Singapore shares inched higher by midday, extending gains for the fifth session, on hopes of progress in talks to resolve a “fiscal cliff” in the United States, but gains are likely to be capped by a U.S. Federal Reserve policy decision due later this week.
By 1:31 p.m., the benchmark Straits Times Index rose 0.5% to 3,129.45, while the MSCI’s broadest index of Asia-Pacific shares outside Japan edged up 0.3%.
Goldman Sachs expects oil prices to fall in the coming years due to new supply from shale sands, helping to boost corporate profits which will support stock prices in Asia. Asian stocks have gained 3.9% since the start of November.

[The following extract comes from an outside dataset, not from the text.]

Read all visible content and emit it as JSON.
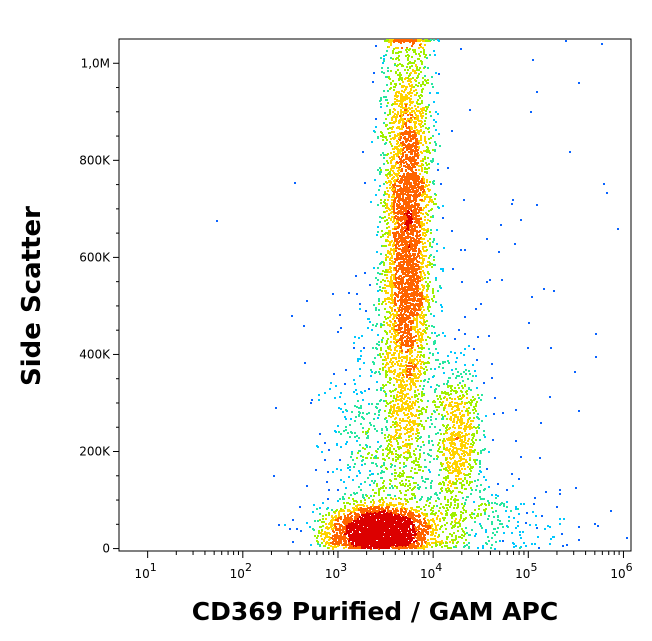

“Something that has been a headwind for global growth has become a tail wind,” said Andrew Tilton, Goldman’s chief economist for the Asia-Pacific.
Goldman upgraded Singapore to ‘overweight’ and has a 12-month target of 3,500 points for the STI, citing its attractive valuations and as it favours cyclicals compared to defensive stocks going into 2013.
By midday, stocks sensitive to economic cycles such as palm oil firm Golden Agri-Resources rose 2.3% to $0.66 while casino operator Genting Singapore Plc gained 2% to $1.295.
“We see (Singapore) as an attractive way to trade the ASEAN growth story given its linkages with the fast growing ASEAN emerging economies,” said Goldman in a report, forecasting earnings per share growth of 7 and 14% for 2013 and 2014, respectively, in the country.